Interest in lung transplant at London event
Last month, I was talking about our invitation to present our story to a COPD Conference in London. We are back from our journey, and I just wanted you to know that it went better than we could have expected.
We do a lot of talking, teaching and just generally spreading awareness about lung disease, but we were a bit nervous about this one. We were to talk to an international audience of physicians, therapists, regulatory agency personnel, pharmaceutical company representatives and clinical researchers.

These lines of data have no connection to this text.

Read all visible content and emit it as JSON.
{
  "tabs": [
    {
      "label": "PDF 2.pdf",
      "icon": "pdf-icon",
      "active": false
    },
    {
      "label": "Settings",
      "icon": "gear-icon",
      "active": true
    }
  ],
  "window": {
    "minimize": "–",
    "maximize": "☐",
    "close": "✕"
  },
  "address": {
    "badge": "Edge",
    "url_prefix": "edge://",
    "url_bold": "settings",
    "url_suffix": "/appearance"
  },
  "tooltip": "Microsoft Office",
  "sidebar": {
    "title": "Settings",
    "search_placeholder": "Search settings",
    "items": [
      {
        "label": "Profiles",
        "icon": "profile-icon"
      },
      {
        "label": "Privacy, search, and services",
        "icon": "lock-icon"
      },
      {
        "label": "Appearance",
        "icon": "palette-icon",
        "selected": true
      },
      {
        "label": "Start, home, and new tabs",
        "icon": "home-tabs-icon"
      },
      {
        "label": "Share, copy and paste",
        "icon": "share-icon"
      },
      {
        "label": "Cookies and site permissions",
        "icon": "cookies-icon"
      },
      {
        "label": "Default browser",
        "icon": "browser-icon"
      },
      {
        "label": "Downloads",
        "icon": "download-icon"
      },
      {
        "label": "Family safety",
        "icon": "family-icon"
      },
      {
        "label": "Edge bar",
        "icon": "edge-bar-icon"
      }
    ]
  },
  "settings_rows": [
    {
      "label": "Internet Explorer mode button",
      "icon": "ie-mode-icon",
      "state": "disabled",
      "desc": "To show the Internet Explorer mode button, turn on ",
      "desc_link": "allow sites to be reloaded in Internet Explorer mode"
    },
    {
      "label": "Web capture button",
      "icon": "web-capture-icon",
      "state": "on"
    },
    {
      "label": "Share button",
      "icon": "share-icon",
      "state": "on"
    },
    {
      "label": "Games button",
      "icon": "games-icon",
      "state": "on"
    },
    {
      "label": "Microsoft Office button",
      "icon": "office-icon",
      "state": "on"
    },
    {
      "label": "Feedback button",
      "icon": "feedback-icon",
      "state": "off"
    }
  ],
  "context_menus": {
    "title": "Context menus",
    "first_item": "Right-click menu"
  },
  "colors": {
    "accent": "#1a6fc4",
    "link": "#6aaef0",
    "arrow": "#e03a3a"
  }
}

The response to our talk was very gratifying. It generated a lot of questions, especially about my lung transplant. It seems that we are somewhat unusual, both as patient and as caregiver, as there are only about 3,200 lung transplants per year worldwide. Consequently, the vast majority of the other participants in the conference had never even met a transplant recipient, let alone dealt with one on a clinical basis.
The other presentations were very interesting and informative for us.
Most of the other speakers were from countries that have socialized medicine, and there was much discussion about the pros and cons of that. Under that system, health care and related prescriptions are generally free to the patient.
However, the fact remains that the money must come from somewhere to pay those expenses. That somewhere is of course the government of that country.
This, unfortunately, sometimes results in the medicines coming from the lowest bidder. When that is the case, the pharmaceutical companies have less incentive to spend a lot of their time or money in the development of new and improved drugs. Despite this disincentive, there is some interesting research going on at the European universities that were represented. We actually understood some of it.
Jim Nelson is a former Glenwood Springs resident who works with regional and national cardiovascular and lung organizations.